No Paraná, como no Brasil, o debate eleitoral já está aberto e a imprensa faz todo o tipo de malabarismo para demonstrar que só existem 2 candidatos: Beto Richa (PSDB) e Gleisi Hoffmann (PT) e uma possível candidatura de Requião (PMDB).
Para nós, tanto Beto Richa (PSDB) quanto Gleisi Hoffmann (PT) e Requião (PMDB), defendem uma política econômica que beneficia os grandes empresários e o agronegócio, através das privatizações, isenções de impostos, arrocho de salários e sucateamento dos serviços públicos. Se por um lado Dilma, ao lado de Gleici Hoffmann, vem privatizando o petróleo, estradas, aeroportos e hospitais universitários, Beto Richa quer votar um projeto de lei que privatiza quase todo o serviço público estadual através das fundações estatais de direito privado. Gleisi Hoffmann, é até então, a principal responsável no governo federal pelos planos de privatização da infraestrutura do país, é defensora da EBSERH (Empresa Brasileira de Serviços Hospitalares que significa a privatização dos Hospitais Universitários) e também a fiel escudeira dos latifundiários, grileiros de terras e multinacionais ligadas ao agronegócio contra a população indígena.
Neste cenário precisamos apresentar uma alternativa socialista. É em apoio as lutas e mobilizações dos trabalhadores e da juventude que o PSTU lança a pré candidatura de Rodrigo Tomazini ao Governo do Estado.

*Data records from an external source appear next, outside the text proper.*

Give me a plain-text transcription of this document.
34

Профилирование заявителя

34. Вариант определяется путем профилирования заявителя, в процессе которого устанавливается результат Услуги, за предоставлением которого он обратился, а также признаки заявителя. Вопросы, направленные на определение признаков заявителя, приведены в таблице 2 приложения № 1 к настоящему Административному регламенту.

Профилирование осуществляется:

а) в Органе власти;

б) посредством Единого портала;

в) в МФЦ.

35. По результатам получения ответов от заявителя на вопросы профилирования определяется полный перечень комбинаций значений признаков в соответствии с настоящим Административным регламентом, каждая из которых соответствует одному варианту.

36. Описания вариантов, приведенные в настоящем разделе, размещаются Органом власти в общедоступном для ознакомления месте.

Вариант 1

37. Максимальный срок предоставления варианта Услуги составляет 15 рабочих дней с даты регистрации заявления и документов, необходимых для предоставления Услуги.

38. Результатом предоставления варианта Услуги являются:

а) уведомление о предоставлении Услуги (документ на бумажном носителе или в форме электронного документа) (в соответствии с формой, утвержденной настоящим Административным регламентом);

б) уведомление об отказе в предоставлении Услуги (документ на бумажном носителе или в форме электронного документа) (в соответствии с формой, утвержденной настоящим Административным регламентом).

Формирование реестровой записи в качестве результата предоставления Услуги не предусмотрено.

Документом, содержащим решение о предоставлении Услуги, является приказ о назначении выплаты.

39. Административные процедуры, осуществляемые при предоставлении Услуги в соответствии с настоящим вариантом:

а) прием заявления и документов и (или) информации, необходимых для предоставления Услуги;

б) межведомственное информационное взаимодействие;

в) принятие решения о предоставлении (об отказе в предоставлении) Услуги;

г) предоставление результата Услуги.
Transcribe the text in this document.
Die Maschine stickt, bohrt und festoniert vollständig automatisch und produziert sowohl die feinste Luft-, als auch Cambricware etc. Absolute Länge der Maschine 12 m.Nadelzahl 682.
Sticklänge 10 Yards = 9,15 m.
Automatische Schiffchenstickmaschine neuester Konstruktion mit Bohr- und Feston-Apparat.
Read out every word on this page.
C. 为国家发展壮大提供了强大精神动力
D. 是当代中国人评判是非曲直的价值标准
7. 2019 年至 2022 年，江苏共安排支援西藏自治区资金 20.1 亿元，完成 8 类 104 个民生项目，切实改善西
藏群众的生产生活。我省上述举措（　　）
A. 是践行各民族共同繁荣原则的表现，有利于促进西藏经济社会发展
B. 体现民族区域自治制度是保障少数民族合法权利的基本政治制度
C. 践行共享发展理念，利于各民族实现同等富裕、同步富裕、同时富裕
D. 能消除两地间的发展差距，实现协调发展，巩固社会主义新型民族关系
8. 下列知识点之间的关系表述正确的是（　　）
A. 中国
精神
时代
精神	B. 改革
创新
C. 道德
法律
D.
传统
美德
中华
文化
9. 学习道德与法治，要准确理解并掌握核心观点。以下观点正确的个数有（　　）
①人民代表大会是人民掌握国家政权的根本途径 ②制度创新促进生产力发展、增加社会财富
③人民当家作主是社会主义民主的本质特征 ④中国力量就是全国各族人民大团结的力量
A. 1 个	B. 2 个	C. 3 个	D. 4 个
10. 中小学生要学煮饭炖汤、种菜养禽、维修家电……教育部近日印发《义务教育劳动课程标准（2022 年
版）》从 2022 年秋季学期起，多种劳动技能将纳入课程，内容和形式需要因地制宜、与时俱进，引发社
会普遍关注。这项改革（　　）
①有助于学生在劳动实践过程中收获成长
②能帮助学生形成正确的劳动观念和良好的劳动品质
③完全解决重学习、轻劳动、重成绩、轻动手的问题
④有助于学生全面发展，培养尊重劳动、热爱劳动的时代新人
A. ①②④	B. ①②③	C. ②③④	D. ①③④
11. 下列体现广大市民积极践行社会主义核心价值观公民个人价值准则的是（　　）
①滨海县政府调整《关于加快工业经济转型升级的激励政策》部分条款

Para se contrapor as alternativas burguesas em âmbito nacional lançamos o operário metalúrgico José Maria de Almeida como pré-candidato à Presidência da República. Mas também no Paraná, é preciso a conformação de uma Frente que envolva o PSTU, PSOL e PCB, que busque apoio nos  movimentos sociais e lutadores que foram às ruas no ano passado. Tal Frente deve apresentar um programa classista e anticapitalista; que combata a exploração; o machismo, racismo e a homofobia; que reflita a pauta das jornadas de junho e greves do segundo semestre de 2013; que seja financiada pelos trabalhadores e a juventude para poder ter independência programática.
É tarefa da esquerda lutar contra os governos e parlamentares que não representam a nossa classe. E Somente um programa operário e socialista pode dar conta desta tarefa. Para poder expressar as necessidades da classe trabalhadora em oposição aos interesses da burguesia.